The Fountain” ließe sich als visionärer Trip der Superlative beschreiben – kein Wunder, dass Darren Aronofsky nach “Requiem For A Dream” ganze sechs Jahre für seine Realisierung schuftete –, doch die Relationen zwischen ästhetischem und mythologischen Aufwand einerseits und Story und Erkenntnisgewinn andererseits wirken, gelinde gesagt, etwas verschoben. Vollkommen symbolüberladen häuft Aronofsky ein Gebirge an fantastischem Pathos an, dessen Ausläufer regelmäßig an die Grenze zur Lächerlichkeit stoßen (und sie gerne auch mal durchbrechen). Da ist z. B. das Bild vom Menschenmann, der sich seinen Schmerz ins eigene Fleisch tätowiert und als ewig Verdammter in einer Blase durch die Weiten des Alls schwebt, während die Menschenfrau ihr Schicksal, nämlich wegen eines Hirntumors allzu früh nach drüben zu gehen, freudig auf sich nimmt. Da ist das Bild vom Maya-Hohepriester, der dem Conquistador und weißen Übermenschen willfährig seine Kehle hinhält, auf dass der sie endlich zerfetzen möge – der Eroberer zögert nur kurz, schreitet dann aber umso kraftvoller zur Tat. Endlich hat er nun sein Bäumchen gefunden, er betrinkt sich am milchig-weißen Saft seines Lebensbaumes (= sein eigenes Sperma) und darf auch wieder wunderbar phallisch in den Ring der Königin (= die Frau selbst) hineinfahren. So geht das hundert Minuten lang. Metaphernverquast und mit mythologischen Verwirrungen aufgeladen bis zum Überdruss, drückt der Film letztendlich doch nur eines aus: Hilfe, ich hab so große Angst alleine!

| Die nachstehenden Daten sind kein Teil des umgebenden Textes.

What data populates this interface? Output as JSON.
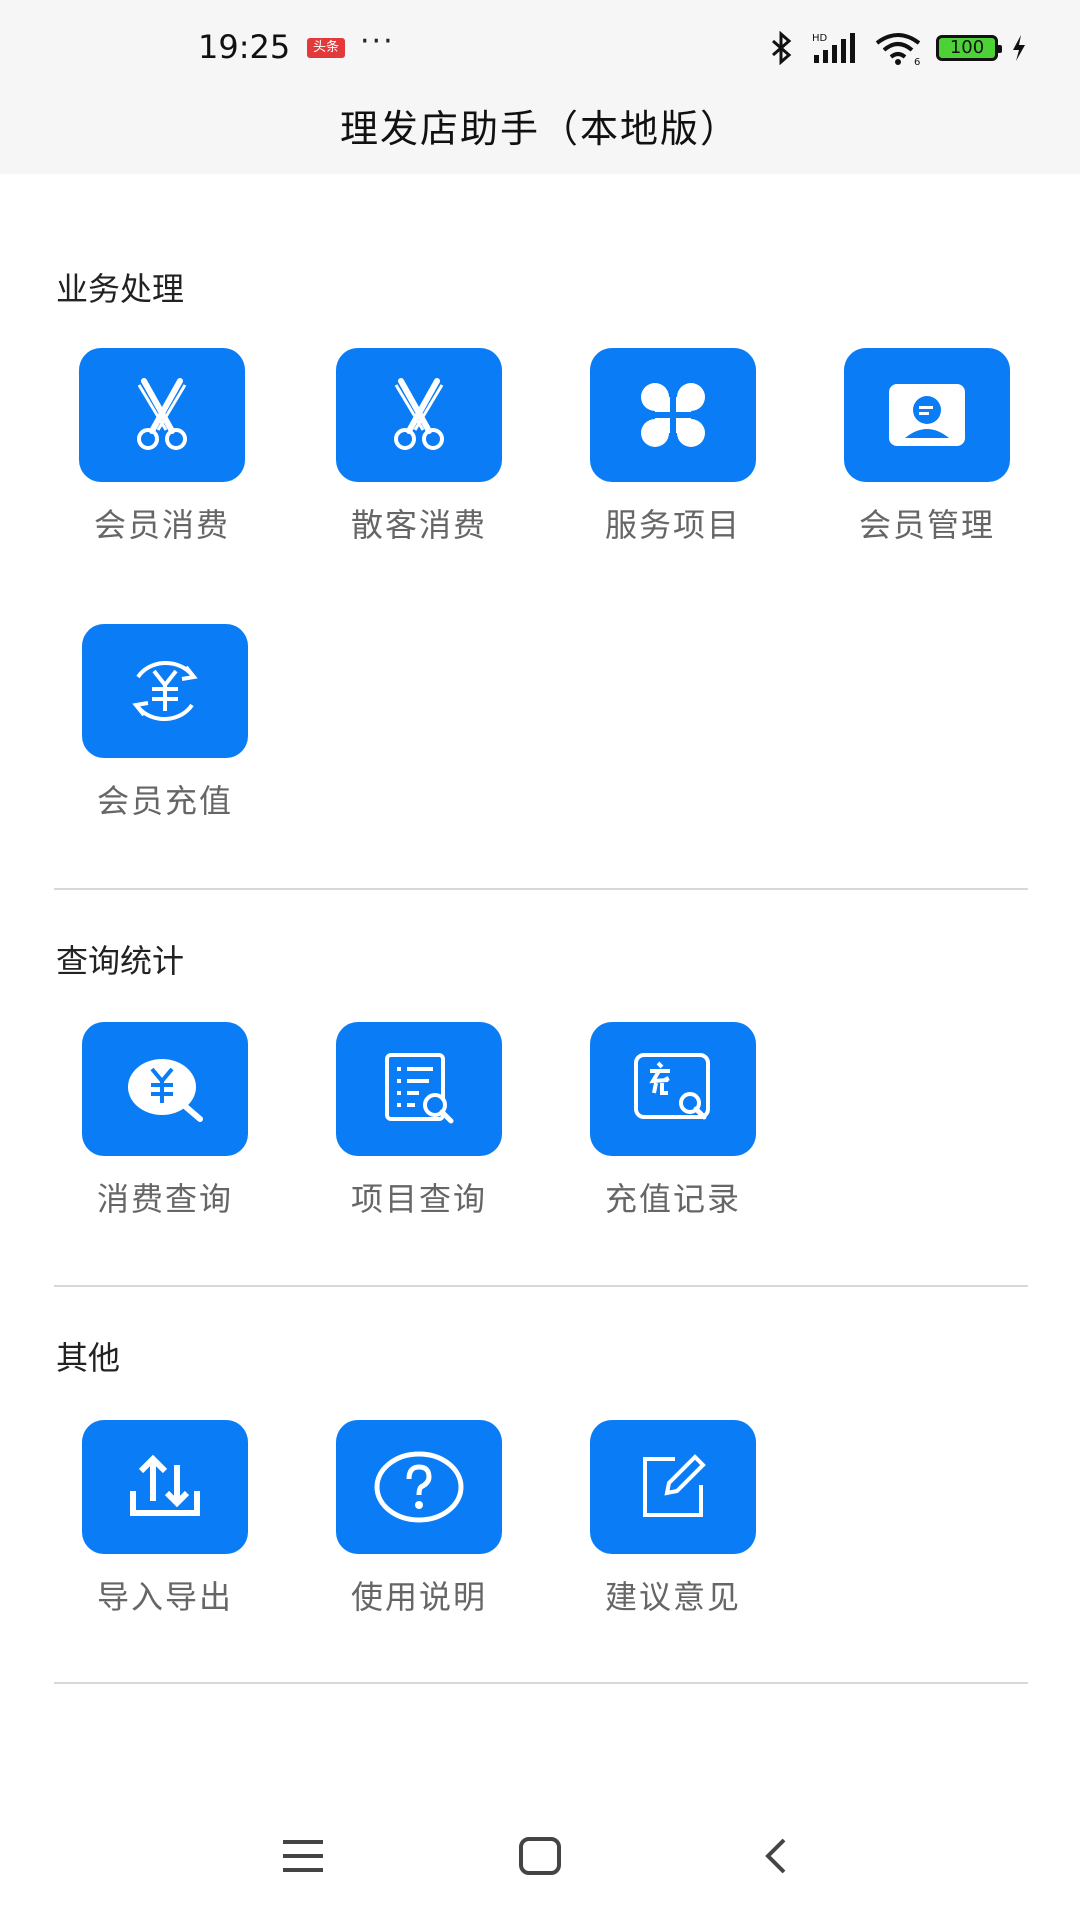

The Fountain” ist ein schwer erträglicher Brocken von Film, der seinem Publikum eine von christlich bis hinduistisch stets korrekte Moral mit auf den Weg gibt: Das ewige Leben besteht gerade im Kreislauf aus Werden und Vergehen. Eine weitere, vom Regisseur wohl nicht unbedingt beabsichtigte Lektion lautet: Zum Glück gibt es nach “The Fountain” auch ein Jenseits des Kinosaals.